You Can Now Sing Happy Birthday To Someone Without Maybe Getting Sued
Did you know that until yesterday you ran the risk of being sued for singing a 10-second song that everybody sings? No kidding.
You know how there's these stupid outdated laws that people forget about because they are so stupid and outdated? Well, that's how everybody felt about the copyright claim made by Warner/Chappell Music.
Warner bought the company owned by someone named Clayton F. Summy back in the 80s. Summy owned the rights to the song, which were given to him by the people who wrote the song back in the 1890s.
A production company called Good Morning To You Productions was making a documentary about the "Happy Birthday" song -- yes, someone was making a movie over "Happy Birthday to you (sang twice), Happy Birthday dear (followed by someone's name), Happy Birthday to you (sang a third time)."

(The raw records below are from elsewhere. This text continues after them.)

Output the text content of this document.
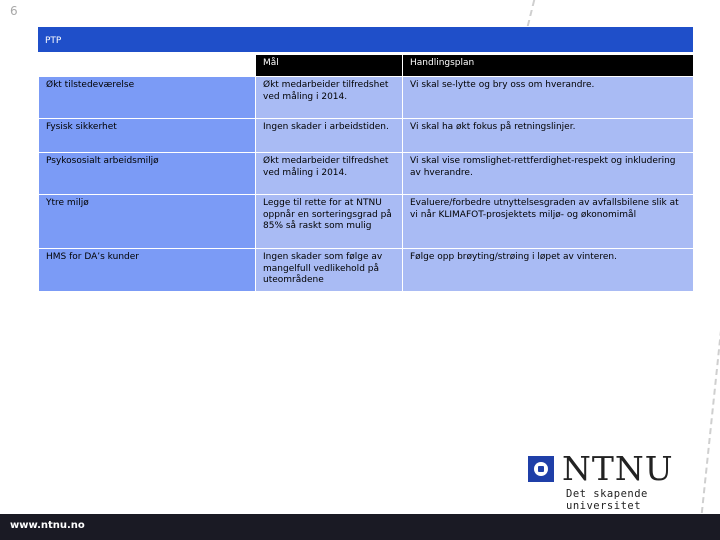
6
PTP
	Mål	Handlingsplan
Økt tilstedeværelse	Økt medarbeider tilfredshet ved måling i 2014.	Vi skal se-lytte og bry oss om hverandre.
Fysisk sikkerhet	Ingen skader i arbeidstiden.	Vi skal ha økt fokus på retningslinjer.
Psykososialt arbeidsmiljø	Økt medarbeider tilfredshet ved måling i 2014.	Vi skal vise romslighet-rettferdighet-respekt og inkludering av hverandre.
Ytre miljø	Legge til rette for at NTNU oppnår en sorteringsgrad på 85% så raskt som mulig	Evaluere/forbedre utnyttelsesgraden av avfallsbilene slik at vi når KLIMAFOT-prosjektets miljø- og økonomimål
HMS for DA’s kunder	Ingen skader som følge av mangelfull vedlikehold på uteområdene	Følge opp brøyting/strøing i løpet av vinteren.
NTNU
Det skapende universitet
www.ntnu.no
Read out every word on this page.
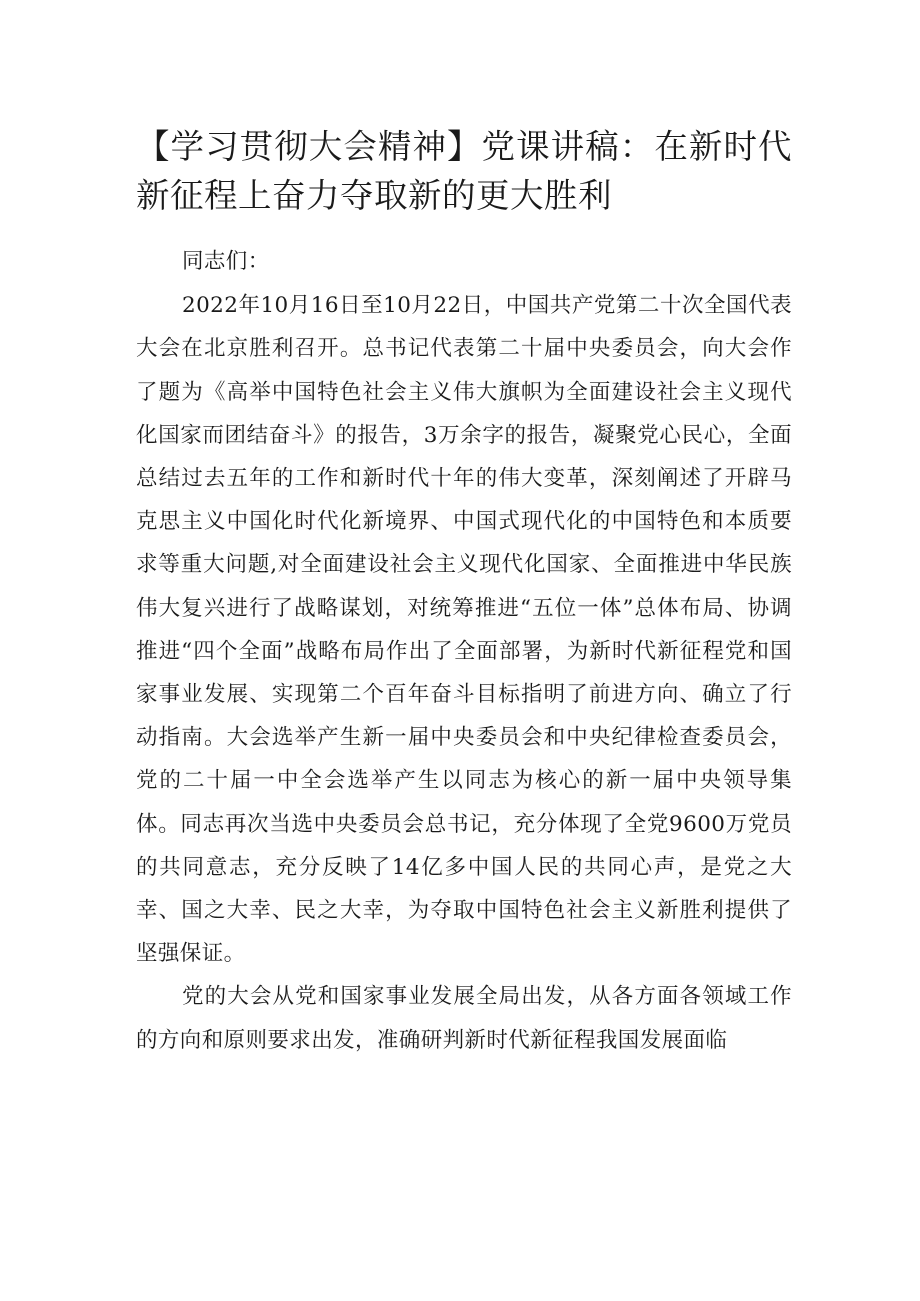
【学习贯彻大会精神】党课讲稿：在新时代新征程上奋力夺取新的更大胜利

同志们：

2022年10月16日至10月22日，中国共产党第二十次全国代表大会在北京胜利召开。总书记代表第二十届中央委员会，向大会作了题为《高举中国特色社会主义伟大旗帜为全面建设社会主义现代化国家而团结奋斗》的报告，3万余字的报告，凝聚党心民心，全面总结过去五年的工作和新时代十年的伟大变革，深刻阐述了开辟马克思主义中国化时代化新境界、中国式现代化的中国特色和本质要求等重大问题,对全面建设社会主义现代化国家、全面推进中华民族伟大复兴进行了战略谋划，对统筹推进“五位一体”总体布局、协调推进“四个全面”战略布局作出了全面部署，为新时代新征程党和国家事业发展、实现第二个百年奋斗目标指明了前进方向、确立了行动指南。大会选举产生新一届中央委员会和中央纪律检查委员会，党的二十届一中全会选举产生以同志为核心的新一届中央领导集体。同志再次当选中央委员会总书记，充分体现了全党9600万党员的共同意志，充分反映了14亿多中国人民的共同心声，是党之大幸、国之大幸、民之大幸，为夺取中国特色社会主义新胜利提供了坚强保证。

党的大会从党和国家事业发展全局出发，从各方面各领域工作的方向和原则要求出发，准确研判新时代新征程我国发展面临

GMTYP were sued by Warner/Chappell for copyright infringement -- the exact same violation me and you and every other human being on Planet Earth has committed when singing this song to someone, Warner/Chappell believed they were entitled to compensation EVERY TIME the song was performed in public -- they were asked to pay $1,500 to be allowed to use the song, and they countersued.
A judge said that this was nonsense.
Officially, he said that in 1935 a copyright was issued for the song, but it's for the piano music accompaniment, and NOT for the lyrics.
So, sing it a cappella all you want!